If you follow renewable energy closely, the SunEdison Inc. (NASDAQOTH: SUNEQ) bankruptcy wasn't all that surprising when it happened. The writing was on the wall for months, driven by the market's complete lack of confidence in management's ability to execute any strategic plan, which happens to be very important when your business is built on financing billions of dollars in projects.
But now that SunEdison is bankrupt, it leaves its yieldcos, TerraForm Power (NASDAQ:TERP) and TerraForm Global (NASDAQ: GLBL), in a precarious position. They aren't exactly part of SunEdison because they're publicly traded, but they're still tied to the company's fate, and that could be a big problem.
The tie between SunEdison and its yieldcos
Technically, SunEdison's bankruptcy wouldn't lead directly to bankruptcy by TerraForm Power or TerraForm Global. Instead, it may lead to cross-defaults on debt both companies have used to buy projects. According to Moody's analyst Swami Venkataraman, 10 of TerraForm Power and five of TerraForm Global's financing deals have clauses that are tied to SunEdison's health. So, SunEdison's bankruptcy could technically cause a default.

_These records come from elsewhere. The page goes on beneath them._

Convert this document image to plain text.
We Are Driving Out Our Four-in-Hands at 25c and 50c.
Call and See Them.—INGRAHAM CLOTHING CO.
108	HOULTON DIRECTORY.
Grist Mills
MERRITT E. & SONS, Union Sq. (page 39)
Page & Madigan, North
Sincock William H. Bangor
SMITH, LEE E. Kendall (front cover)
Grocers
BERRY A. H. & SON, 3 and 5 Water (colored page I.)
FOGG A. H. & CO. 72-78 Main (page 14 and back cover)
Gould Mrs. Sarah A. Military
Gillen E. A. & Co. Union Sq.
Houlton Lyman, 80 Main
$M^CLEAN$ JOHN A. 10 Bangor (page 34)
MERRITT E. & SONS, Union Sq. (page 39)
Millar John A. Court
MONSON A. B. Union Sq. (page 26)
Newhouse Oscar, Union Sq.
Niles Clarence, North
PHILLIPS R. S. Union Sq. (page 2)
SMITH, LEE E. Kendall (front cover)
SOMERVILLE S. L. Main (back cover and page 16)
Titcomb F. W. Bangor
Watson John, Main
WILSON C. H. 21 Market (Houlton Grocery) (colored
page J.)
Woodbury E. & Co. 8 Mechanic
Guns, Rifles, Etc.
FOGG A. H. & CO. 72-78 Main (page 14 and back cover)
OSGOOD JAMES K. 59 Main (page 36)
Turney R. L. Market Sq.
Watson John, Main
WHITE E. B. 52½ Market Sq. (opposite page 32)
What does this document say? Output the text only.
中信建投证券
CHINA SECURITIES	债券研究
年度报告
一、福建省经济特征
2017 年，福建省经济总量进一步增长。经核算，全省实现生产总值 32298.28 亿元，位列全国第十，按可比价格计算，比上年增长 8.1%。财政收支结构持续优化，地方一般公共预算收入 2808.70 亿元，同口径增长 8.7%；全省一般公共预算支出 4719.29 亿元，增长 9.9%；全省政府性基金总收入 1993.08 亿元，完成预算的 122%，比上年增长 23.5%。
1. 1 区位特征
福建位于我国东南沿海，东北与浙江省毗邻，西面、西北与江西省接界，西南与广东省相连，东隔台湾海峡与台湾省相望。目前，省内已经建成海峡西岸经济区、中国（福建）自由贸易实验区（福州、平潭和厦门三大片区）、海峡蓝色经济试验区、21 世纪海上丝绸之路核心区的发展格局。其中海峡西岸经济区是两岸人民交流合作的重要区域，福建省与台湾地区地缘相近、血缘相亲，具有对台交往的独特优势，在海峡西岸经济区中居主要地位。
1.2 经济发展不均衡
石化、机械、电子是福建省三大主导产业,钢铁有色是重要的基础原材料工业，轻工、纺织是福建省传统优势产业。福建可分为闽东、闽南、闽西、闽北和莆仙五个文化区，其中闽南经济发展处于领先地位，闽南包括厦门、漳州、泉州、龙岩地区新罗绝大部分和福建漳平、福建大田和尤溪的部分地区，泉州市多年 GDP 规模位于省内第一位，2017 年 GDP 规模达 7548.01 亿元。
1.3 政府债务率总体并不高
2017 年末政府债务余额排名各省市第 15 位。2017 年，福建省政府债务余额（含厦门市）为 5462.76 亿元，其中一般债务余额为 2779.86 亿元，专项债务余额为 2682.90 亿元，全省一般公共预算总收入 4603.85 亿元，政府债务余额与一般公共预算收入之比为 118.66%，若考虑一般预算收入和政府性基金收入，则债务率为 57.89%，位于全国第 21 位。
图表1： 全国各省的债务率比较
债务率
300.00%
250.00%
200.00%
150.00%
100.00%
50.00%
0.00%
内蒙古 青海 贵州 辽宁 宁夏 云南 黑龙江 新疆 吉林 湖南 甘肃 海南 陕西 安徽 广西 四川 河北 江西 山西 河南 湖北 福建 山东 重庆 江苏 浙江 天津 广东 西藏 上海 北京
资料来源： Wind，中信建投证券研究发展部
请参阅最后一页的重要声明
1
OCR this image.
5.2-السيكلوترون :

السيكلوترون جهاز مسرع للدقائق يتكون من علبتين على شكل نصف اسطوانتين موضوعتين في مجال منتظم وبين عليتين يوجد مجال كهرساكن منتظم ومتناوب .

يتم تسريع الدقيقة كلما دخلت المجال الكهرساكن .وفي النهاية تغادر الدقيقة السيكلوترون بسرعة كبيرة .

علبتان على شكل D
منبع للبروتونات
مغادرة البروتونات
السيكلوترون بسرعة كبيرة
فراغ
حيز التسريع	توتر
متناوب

But both yieldcos are operating assets that generate cash and they should be able to negotiate a solution with creditors. This would likely involve waivers on covenants or a negotiated settlement. That may involve a higher interest rate on debt or cash reserves held at the project level. And that's where there could be a yet to be determined impact on both TerraForm Power and TerraForm Global.
What is the fallout for the TerraForms?
Even if TerraForm Power and TerraForm Global avoid bankruptcy, they may not be the same cash-generating machines they are today. If the cross-defaults on debt lead to cash being moved from cash available for distribution to reserves or higher interest payments, for example, it would mean a lower dividend. And it looks like that's already what the market is betting on.
TerraForm Power's dividend yield of 15.8% is incredibly high in any market condition, and TerraForm Global's dividend yield of 42.1% is almost unimaginable. The likely fallout, though, from SunEdison's bankruptcy will be that the companies will have to give something to creditors and that probably means a much lower dividend in the future. So don't bet on these stocks just for their current dividends, because they probably won't last.
One complication that may matter
Because of the way SunEdison structured the yieldcos, it still remains a key cog in their future success. In most cases, it's actually the one operating projects and it provides other back-office services for the yieldcos. That's actually why neither has filed their 10-Ks for 2015.
This is another complicating matter that debt holders may want to iron out before giving any concessions to the yieldcos. After all, why should a company that went bankrupt under the weight of its own growth ambitions be able to control what should be a couple of fairly stable companies?